A seminal essay from the late William J. Higginson on the 1-liner was published in SimplyHaiku, Fall 2004. He defines four basic types, the latter being more a failure than a class of the genre:
- One-Stroke Haiku. Those that seem to drive the reader instantly from one end to the other, without a pause for reflection or even noticing the grammar involved.
- Classical-Style One-Line Haiku. Those that have a classic haiku rhythm, dividing easily into three phrases, often with the middle one longer, as do traditional Japanese and three-line haiku in other languages, but which may benefit from being read all at once—as the authors apparently intend. I consider these borderline cases between one-stroke haiku and the following group, but notice that the classical style allows for more play with the internal rhythms of a haiku than may usually be found in a three-line poem.

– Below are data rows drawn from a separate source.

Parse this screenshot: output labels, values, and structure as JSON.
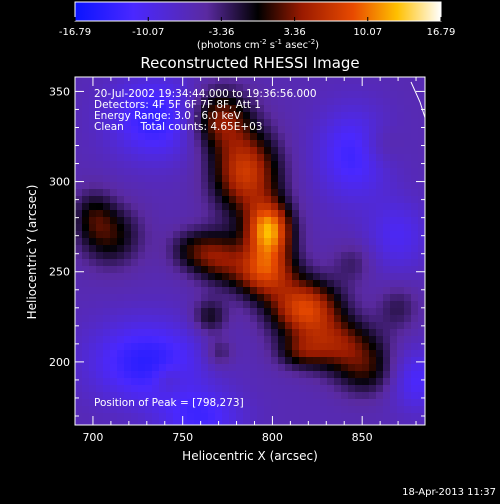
{
  "colorbar": {
    "ticks": [
      "-16.79",
      "-10.07",
      "-3.36",
      "3.36",
      "10.07",
      "16.79"
    ],
    "units_html": "(photons cm<tspan dy=\"-4\" font-size=\"7\">-2</tspan><tspan dy=\"4\"> s</tspan><tspan dy=\"-4\" font-size=\"7\">-1</tspan><tspan dy=\"4\"> asec</tspan><tspan dy=\"-4\" font-size=\"7\">-2</tspan><tspan dy=\"4\">)</tspan>",
    "units_text": "(photons cm-2 s-1 asec-2)",
    "range": [
      -16.79,
      16.79
    ]
  },
  "title": "Reconstructed RHESSI Image",
  "annotations": {
    "time": "20-Jul-2002 19:34:44.000 to 19:36:56.000",
    "detectors": "Detectors: 4F 5F 6F 7F 8F, Att 1",
    "energy": "Energy Range: 3.0 - 6.0 keV",
    "clean": "Clean     Total counts: 4.65E+03",
    "peak": "Position of Peak = [798,273]"
  },
  "footer_date": "18-Apr-2013 11:37",
  "chart_data": {
    "type": "heatmap",
    "title": "Reconstructed RHESSI Image",
    "xlabel": "Heliocentric X (arcsec)",
    "ylabel": "Heliocentric Y (arcsec)",
    "xlim": [
      690,
      885
    ],
    "ylim": [
      165,
      358
    ],
    "xticks": [
      700,
      750,
      800,
      850
    ],
    "yticks": [
      200,
      250,
      300,
      350
    ],
    "zlim": [
      -16.79,
      16.79
    ],
    "peak": [
      798,
      273
    ],
    "colormap": "blue-purple-black-red-orange-yellow-white",
    "sources": [
      {
        "x": 798,
        "y": 273,
        "value": 16.8,
        "sx": 9,
        "sy": 11
      },
      {
        "x": 785,
        "y": 305,
        "value": 13.0,
        "sx": 13,
        "sy": 16
      },
      {
        "x": 770,
        "y": 335,
        "value": 9.5,
        "sx": 12,
        "sy": 12
      },
      {
        "x": 795,
        "y": 250,
        "value": 12.5,
        "sx": 12,
        "sy": 10
      },
      {
        "x": 818,
        "y": 230,
        "value": 13.5,
        "sx": 14,
        "sy": 11
      },
      {
        "x": 835,
        "y": 210,
        "value": 9.0,
        "sx": 16,
        "sy": 10
      },
      {
        "x": 852,
        "y": 195,
        "value": 6.0,
        "sx": 12,
        "sy": 10
      },
      {
        "x": 770,
        "y": 258,
        "value": 8.0,
        "sx": 10,
        "sy": 10
      },
      {
        "x": 755,
        "y": 262,
        "value": 5.0,
        "sx": 9,
        "sy": 8
      },
      {
        "x": 710,
        "y": 270,
        "value": 6.5,
        "sx": 12,
        "sy": 12
      },
      {
        "x": 700,
        "y": 282,
        "value": 4.5,
        "sx": 8,
        "sy": 10
      },
      {
        "x": 765,
        "y": 225,
        "value": 5.5,
        "sx": 7,
        "sy": 7
      },
      {
        "x": 770,
        "y": 205,
        "value": 4.0,
        "sx": 6,
        "sy": 6
      },
      {
        "x": 742,
        "y": 190,
        "value": 3.0,
        "sx": 6,
        "sy": 6
      },
      {
        "x": 815,
        "y": 205,
        "value": 4.5,
        "sx": 9,
        "sy": 6
      },
      {
        "x": 870,
        "y": 230,
        "value": 3.5,
        "sx": 8,
        "sy": 9
      },
      {
        "x": 860,
        "y": 320,
        "value": 2.5,
        "sx": 8,
        "sy": 8
      },
      {
        "x": 845,
        "y": 255,
        "value": 3.0,
        "sx": 8,
        "sy": 8
      },
      {
        "x": 735,
        "y": 335,
        "value": -7.5,
        "sx": 18,
        "sy": 16
      },
      {
        "x": 730,
        "y": 200,
        "value": -8.0,
        "sx": 22,
        "sy": 16
      },
      {
        "x": 845,
        "y": 315,
        "value": -6.5,
        "sx": 14,
        "sy": 18
      },
      {
        "x": 870,
        "y": 270,
        "value": -4.5,
        "sx": 12,
        "sy": 14
      },
      {
        "x": 880,
        "y": 190,
        "value": -5.5,
        "sx": 10,
        "sy": 12
      },
      {
        "x": 760,
        "y": 170,
        "value": -6.0,
        "sx": 16,
        "sy": 10
      }
    ]
  }
}
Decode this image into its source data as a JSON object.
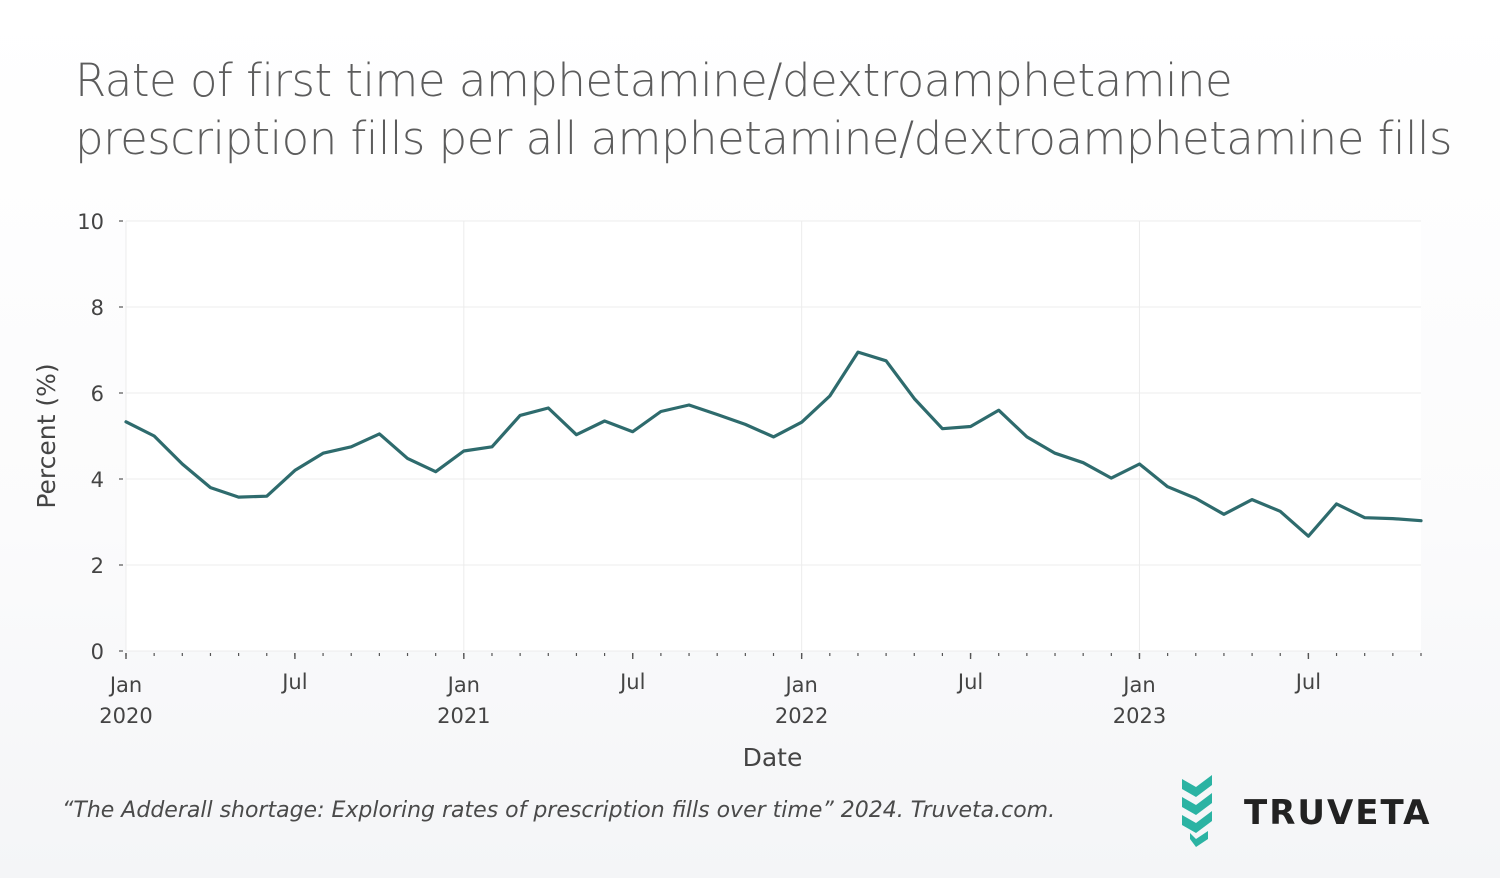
{
  "title_lines": [
    "Rate of first time amphetamine/dextroamphetamine",
    "prescription fills per all amphetamine/dextroamphetamine fills"
  ],
  "caption": "“The Adderall shortage: Exploring rates of prescription fills over time” 2024. Truveta.com.",
  "logo": {
    "text": "TRUVETA",
    "icon": "truveta-chevrons-icon",
    "color": "#2bb3a3"
  },
  "chart_data": {
    "type": "line",
    "title": "",
    "xlabel": "Date",
    "ylabel": "Percent (%)",
    "ylim": [
      0,
      10
    ],
    "yticks": [
      0,
      2,
      4,
      6,
      8,
      10
    ],
    "xlim": [
      "2020-01",
      "2023-11"
    ],
    "xticks": [
      {
        "value": "2020-01",
        "label": "Jan",
        "sublabel": "2020"
      },
      {
        "value": "2020-07",
        "label": "Jul",
        "sublabel": ""
      },
      {
        "value": "2021-01",
        "label": "Jan",
        "sublabel": "2021"
      },
      {
        "value": "2021-07",
        "label": "Jul",
        "sublabel": ""
      },
      {
        "value": "2022-01",
        "label": "Jan",
        "sublabel": "2022"
      },
      {
        "value": "2022-07",
        "label": "Jul",
        "sublabel": ""
      },
      {
        "value": "2023-01",
        "label": "Jan",
        "sublabel": "2023"
      },
      {
        "value": "2023-07",
        "label": "Jul",
        "sublabel": ""
      }
    ],
    "grid": true,
    "line_color": "#2e6b6d",
    "series": [
      {
        "x": [
          "2020-01",
          "2020-02",
          "2020-03",
          "2020-04",
          "2020-05",
          "2020-06",
          "2020-07",
          "2020-08",
          "2020-09",
          "2020-10",
          "2020-11",
          "2020-12",
          "2021-01",
          "2021-02",
          "2021-03",
          "2021-04",
          "2021-05",
          "2021-06",
          "2021-07",
          "2021-08",
          "2021-09",
          "2021-10",
          "2021-11",
          "2021-12",
          "2022-01",
          "2022-02",
          "2022-03",
          "2022-04",
          "2022-05",
          "2022-06",
          "2022-07",
          "2022-08",
          "2022-09",
          "2022-10",
          "2022-11",
          "2022-12",
          "2023-01",
          "2023-02",
          "2023-03",
          "2023-04",
          "2023-05",
          "2023-06",
          "2023-07",
          "2023-08",
          "2023-09",
          "2023-10",
          "2023-11"
        ],
        "values": [
          5.33,
          5.0,
          4.35,
          3.8,
          3.58,
          3.6,
          4.2,
          4.6,
          4.75,
          5.05,
          4.48,
          4.17,
          4.65,
          4.75,
          5.48,
          5.65,
          5.03,
          5.35,
          5.1,
          5.57,
          5.72,
          5.5,
          5.27,
          4.98,
          5.32,
          5.93,
          6.95,
          6.75,
          5.87,
          5.17,
          5.22,
          5.6,
          4.98,
          4.6,
          4.38,
          4.02,
          4.35,
          3.82,
          3.55,
          3.18,
          3.52,
          3.25,
          2.67,
          3.42,
          3.1,
          3.08,
          3.03
        ]
      }
    ]
  }
}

- Multiple-Meaning One-Line Haiku. Those that may have a classic haiku rhythm, but which also offer the reader a number of syntactic elements, allowing for different interpretations of the poem according to how the reader decides to follow the poem's movement.
- Multi-Line Haiku Written on One Line. Those that include a marked stop or pause, and which therefore are not true one-line haiku in my sense of the term. They usually include extra space between two or more sections, or punctuation marking a grammatical shift, or some other substitute for a line-break.